Ces types d'avions ont un grand impact environnemental. Le Faucon consomme 1041 litres de carburant à l'époque, « ce qui signifie à l'heure actuelle la délivrance de plus de 72 000 tonnes de CO2 à l'atmosphère due à ces voyages », selon le document PP. A cela s'ajoute une restauration de luxe avec un coût public supérieur au 200 000 euros en 2024, soit une augmentation de 150% en cinq ans, contre 80.000 par an sous le gouvernement de Mariano Rajoy, selon le PP.

De même, les populaires dénoncent que depuis cinq ans le Gouvernement « refuser systématiquement » de fournir des informations sur les vols fabriqué en Falcon. Des données qui ont été demandées à plusieurs reprises par des instances comme le Conseil de la transparence ou les Tribunaux de justice. De cette façon, l'exécutif de Sánchez serait non-respect de la loi Transparence, Accès à l'information publique et bon gouvernement approuvé par le Parti populaire en 2013.

Au-delà de l'utilisation partisane des avions gouvernementaux, le parti dirigé par Feijóo souligne également dans sa déclaration les voyages qui n'étaient pas à l'ordre du jour et dont les mouvements ont été suivis grâce à des sites Web externes, comme Falcon Despega. Parmi eux, le document souligne le 5 fait au Maroc ou le 39 fait à la République Dominicaine, « des destins liés à des affaires importantes et très récentes de corruption du Parti Socialiste ».

Le Parti populaire a voulu préciser qu'il défigure « l'abus systématique » de ces moyens de transport « au profit exclusif d'intérêts privés ou partisans ». Ainsi, ils exigent qu'« ils ne puissent être laissés sans explication ni justification, ni sans remboursement aux caisses publiques ». Dans sa motion, il inclut sept mesures dont il demande l'application.

« Les socialistes pensent que l'argent public n'appartient à personne, mais c'est pourtant le cas. L’argent et les ressources publiques appartiennent à chaque Espagnol. Et à l'heure où le panier de courses et les crédits hypothécaires montent en flèche, le Gouvernement devrait les utiliser de manière plus responsable pour les consacrer à aider ceux qui en ont le plus besoin », a déclaré le porte-parole du parti au Sénat.

Les mesures proposées par le PP contre l'utilisation excessive du Falcon

Premièrement, le PP exige qu'un règlement pour déterminer le moyen de transport approprié, les besoins protocolaires et la composition des délégations qui l'accompagnent lors des voyages nationaux et internationaux du président et de ses ministres, régis par des critères de nécessité et de proportionnalité, insiste la motion.

Deuxièmement, ils demandent éviter les coïncidences entre les voyages institutionnels financés par des fonds publics et la célébration d'événements festifs. Dans ce cas, « les frais de déplacement doivent être assumés par le parti politique qui organise l'événement ». Dans ce sens, ils exigent également un registre public d'utilisation effectuées par les différents membres du Gouvernement de ces moyens de transport aérien.

De même, ils exigent également un limitation des déplacements protocolaires à l’étranger dans le cadre des processus électoraux, « en réglementant expressément les cas dans lesquels de tels voyages peuvent être financés avec des fonds publics », précise la motion signée par Alicia García. Ils insistent sur le fait que pour les vols à caractère partisan, les frais doivent être assumés par les groupes politiques.
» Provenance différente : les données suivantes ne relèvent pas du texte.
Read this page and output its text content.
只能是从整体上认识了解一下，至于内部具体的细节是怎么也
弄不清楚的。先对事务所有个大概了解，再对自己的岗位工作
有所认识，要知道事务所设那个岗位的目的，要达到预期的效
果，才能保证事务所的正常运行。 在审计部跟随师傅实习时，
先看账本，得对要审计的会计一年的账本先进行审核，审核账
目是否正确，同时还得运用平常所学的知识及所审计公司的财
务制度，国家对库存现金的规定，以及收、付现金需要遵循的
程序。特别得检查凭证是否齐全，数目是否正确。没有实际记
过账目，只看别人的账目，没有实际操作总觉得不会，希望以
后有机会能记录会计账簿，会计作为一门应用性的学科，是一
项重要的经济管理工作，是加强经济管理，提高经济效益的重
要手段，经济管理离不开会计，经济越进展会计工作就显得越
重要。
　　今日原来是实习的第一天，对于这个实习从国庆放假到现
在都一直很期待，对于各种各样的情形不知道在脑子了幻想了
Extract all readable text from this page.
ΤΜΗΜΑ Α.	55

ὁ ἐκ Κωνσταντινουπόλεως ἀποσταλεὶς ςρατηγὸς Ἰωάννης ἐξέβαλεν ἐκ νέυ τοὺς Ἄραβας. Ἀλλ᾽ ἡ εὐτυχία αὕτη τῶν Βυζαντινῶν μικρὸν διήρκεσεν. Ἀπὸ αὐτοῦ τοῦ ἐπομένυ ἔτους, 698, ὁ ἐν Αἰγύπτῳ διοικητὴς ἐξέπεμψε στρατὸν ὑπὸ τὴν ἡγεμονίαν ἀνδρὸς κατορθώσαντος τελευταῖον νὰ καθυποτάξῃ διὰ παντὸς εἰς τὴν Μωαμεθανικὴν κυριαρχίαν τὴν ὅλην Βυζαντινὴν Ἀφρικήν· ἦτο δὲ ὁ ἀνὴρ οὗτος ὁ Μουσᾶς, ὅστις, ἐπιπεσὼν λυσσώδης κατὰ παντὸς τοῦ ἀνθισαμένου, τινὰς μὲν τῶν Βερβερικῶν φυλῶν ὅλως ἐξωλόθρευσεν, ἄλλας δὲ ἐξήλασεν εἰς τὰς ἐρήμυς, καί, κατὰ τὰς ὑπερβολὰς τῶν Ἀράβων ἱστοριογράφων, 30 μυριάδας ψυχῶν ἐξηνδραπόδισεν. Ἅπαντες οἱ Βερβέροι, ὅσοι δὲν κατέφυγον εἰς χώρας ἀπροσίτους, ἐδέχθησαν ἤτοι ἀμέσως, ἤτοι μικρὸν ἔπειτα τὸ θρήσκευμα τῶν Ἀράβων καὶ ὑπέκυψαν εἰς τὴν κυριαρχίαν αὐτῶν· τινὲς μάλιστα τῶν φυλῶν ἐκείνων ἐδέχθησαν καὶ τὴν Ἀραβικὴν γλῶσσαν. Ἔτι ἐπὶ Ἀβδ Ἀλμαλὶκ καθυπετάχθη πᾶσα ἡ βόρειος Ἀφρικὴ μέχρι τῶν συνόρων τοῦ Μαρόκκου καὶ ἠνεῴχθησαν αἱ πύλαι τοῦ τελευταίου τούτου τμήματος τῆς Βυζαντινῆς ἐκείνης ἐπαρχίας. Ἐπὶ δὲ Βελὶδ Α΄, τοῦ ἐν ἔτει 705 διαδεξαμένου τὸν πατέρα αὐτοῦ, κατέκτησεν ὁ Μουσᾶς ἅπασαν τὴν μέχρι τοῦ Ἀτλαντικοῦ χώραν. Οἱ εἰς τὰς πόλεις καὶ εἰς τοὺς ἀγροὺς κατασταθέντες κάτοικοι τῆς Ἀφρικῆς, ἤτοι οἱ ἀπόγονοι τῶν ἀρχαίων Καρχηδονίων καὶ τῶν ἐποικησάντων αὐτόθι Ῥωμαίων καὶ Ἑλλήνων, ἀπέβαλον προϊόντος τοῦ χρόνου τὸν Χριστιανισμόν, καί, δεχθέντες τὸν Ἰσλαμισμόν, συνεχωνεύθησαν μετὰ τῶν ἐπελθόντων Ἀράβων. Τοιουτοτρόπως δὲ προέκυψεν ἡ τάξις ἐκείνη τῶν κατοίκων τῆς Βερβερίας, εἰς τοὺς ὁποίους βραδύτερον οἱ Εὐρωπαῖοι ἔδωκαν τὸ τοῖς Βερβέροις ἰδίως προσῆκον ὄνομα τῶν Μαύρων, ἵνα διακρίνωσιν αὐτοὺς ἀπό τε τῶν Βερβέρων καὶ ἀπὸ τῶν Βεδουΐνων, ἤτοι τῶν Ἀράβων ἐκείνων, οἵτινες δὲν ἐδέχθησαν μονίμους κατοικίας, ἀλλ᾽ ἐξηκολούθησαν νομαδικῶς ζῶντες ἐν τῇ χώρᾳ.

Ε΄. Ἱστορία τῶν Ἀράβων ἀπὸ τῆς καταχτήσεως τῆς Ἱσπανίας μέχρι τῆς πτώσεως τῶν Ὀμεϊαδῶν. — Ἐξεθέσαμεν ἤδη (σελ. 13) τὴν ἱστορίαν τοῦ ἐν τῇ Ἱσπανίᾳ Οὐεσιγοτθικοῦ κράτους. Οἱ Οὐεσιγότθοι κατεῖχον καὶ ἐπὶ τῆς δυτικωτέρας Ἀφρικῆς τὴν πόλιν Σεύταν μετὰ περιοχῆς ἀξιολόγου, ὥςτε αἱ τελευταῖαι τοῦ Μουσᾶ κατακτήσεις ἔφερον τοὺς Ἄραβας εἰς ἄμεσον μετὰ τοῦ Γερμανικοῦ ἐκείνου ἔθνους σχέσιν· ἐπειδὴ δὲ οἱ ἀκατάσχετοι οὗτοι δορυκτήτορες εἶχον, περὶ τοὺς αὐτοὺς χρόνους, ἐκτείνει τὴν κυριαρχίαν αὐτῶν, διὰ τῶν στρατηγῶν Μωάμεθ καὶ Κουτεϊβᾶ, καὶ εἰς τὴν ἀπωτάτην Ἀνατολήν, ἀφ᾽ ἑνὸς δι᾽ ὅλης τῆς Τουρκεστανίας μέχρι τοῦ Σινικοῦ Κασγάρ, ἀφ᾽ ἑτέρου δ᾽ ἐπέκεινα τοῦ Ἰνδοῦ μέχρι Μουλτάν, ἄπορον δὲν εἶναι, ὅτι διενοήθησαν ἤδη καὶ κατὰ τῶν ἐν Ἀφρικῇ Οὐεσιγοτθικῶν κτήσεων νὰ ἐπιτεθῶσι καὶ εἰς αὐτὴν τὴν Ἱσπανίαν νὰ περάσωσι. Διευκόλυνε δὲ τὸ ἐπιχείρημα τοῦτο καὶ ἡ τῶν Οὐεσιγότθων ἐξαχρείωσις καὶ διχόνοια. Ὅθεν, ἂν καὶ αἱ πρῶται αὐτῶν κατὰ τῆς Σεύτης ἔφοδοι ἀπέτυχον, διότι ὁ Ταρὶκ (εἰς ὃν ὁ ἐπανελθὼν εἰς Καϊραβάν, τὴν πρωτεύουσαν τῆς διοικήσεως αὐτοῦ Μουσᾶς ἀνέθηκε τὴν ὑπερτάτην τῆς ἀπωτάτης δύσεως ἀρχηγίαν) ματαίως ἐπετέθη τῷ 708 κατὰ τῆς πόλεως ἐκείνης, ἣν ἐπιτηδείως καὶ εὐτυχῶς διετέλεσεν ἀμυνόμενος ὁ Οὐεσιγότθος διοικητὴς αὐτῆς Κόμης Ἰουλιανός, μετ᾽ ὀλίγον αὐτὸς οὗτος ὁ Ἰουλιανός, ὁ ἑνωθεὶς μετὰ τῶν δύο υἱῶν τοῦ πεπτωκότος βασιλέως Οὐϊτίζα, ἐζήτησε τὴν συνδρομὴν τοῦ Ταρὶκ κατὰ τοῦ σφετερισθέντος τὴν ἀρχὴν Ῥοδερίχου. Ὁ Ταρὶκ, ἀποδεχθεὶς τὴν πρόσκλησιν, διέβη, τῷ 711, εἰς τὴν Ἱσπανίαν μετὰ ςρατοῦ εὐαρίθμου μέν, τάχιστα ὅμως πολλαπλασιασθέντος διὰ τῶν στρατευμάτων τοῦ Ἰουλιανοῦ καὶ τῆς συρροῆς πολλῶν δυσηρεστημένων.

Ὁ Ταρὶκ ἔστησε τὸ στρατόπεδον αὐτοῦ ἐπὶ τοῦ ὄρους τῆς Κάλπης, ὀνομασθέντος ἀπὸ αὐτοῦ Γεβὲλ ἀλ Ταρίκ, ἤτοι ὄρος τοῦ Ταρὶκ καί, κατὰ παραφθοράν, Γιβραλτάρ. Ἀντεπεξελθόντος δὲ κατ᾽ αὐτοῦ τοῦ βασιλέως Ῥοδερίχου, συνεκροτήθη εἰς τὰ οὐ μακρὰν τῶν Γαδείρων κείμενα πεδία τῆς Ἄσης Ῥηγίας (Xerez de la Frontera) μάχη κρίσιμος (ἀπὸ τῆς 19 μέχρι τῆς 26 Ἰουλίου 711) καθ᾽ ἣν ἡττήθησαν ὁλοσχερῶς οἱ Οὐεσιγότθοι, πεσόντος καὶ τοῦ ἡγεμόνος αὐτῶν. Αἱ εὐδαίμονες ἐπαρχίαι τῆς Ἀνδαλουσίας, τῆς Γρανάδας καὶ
La motion comprend également le interdiction d’utiliser la flotte aérienne du gouvernement à des fins Activités personnelles. Exige le remboursement tant les voyages pour assister à des événements privés et partisans organisés par Pedro Sánchez et ses ministres. Enfin, il demande que les vols effectués par l'Exécutif soient périodiquement présentés devant le Congrès et le Sénat.